But Hirsi Ali continued to confound her critics, among liberals and Islamists alike. In 2015, five years after Nomad, she published her fourth book, Heretic: Why Islam Needs a Reformation Now. This book was, by her own admission, less ‘hotheaded’ than the previous ones, and was, in fact, a seemingly unexpected show of optimism. In it, she went from being a person—an apostate—who held that Islam was irremediable, unreformable, and beyond the pale, to one who contended that Islam could indeed be reformed. But the reform had to come from Muslims themselves, from those she called ‘Mecca Muslims’, the faithful who subscribe to the gentle, relatively tolerant version of Islam that the prophet, Muhammad, taught his followers in the time preceding his flight to Medina in the year 622 CE.
That flight, Hirsi Ali contends, was the turning point in Islam, transforming the religion into one that was combative, bellicose, and intolerant. Jihad and dawa are the tools of ‘Medina Muslims’, and the battle for the soul of Islam—for the reform of the religion— will be fought between the Mecca and Medina Muslims.
Hirsi Ali argues that Islamists should be fought as ruthlessly as the West once fought Communist sympathisers and moles during the long Cold War
In her latest book, Hirsi Ali urges the governments of the West—and the Trump Administration in particular—to take sides in this battle for the soul of Islam. She wants Washington to develop, with some urgency, an ‘anti-dawa strategy’ that will ‘tackle the menace of dawa’. Since the ultimate goal of dawa is ‘to destroy the political institutions of a free society and replace them with sharia’, should we not, she asks, neutralise the dawa activists first? She invokes Karl Popper, the philosopher, who wrote in 1945: ‘If we extend unlimited tolerance even to those who are intolerant, if we are not prepared to defend a tolerant society against the onslaught of the intolerant, then the tolerant will be destroyed, and tolerance with them.’ America has the right, she says, to be intolerant of the intolerant in order to safeguard its primordial tolerance.
Hirsi Ali regards Islamists as implacable enemies of the American Constitution. She argues that Islamists should be treated not as religious missionaries but as political ideologues, and be fought as ruthlessly as the West once fought Communist sympathisers and moles during the long Cold War.
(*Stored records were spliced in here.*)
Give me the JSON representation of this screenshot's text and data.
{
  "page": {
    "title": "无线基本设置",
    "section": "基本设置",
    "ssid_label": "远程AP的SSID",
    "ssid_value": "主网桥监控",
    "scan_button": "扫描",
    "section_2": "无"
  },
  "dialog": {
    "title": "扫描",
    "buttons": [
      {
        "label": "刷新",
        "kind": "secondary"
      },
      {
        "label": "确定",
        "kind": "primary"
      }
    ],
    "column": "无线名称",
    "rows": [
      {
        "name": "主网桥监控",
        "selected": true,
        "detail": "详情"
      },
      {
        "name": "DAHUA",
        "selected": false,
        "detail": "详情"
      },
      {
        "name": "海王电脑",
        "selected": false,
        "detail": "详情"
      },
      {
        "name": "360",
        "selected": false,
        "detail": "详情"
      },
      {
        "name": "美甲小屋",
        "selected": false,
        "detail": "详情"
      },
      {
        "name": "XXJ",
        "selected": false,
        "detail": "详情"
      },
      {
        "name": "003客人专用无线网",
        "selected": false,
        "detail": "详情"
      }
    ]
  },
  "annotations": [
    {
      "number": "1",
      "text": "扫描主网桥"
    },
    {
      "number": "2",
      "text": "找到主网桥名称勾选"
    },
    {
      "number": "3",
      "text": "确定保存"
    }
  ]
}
In fact, Hirsi Ali would make it as difficult as possible for Islamists to gain entry into the United States. She proposes an Islamist Test to replace what she believes is the outdated and hackneyed Communism Test that those aspiring to enter the United States still have to take, including answering a question that asks, ‘Are you, or have you ever been, a Communist?’ She would ask prospective entrants from Pakistan or Egypt, for instance, whether they have been members of (or sympathetic to) the Jamaat or the Muslim Brotherhood, or a whole range of other Islamist organisations, with the aim of denying entry to the US to anyone on whom a shadow of Islamist suspicion might fall.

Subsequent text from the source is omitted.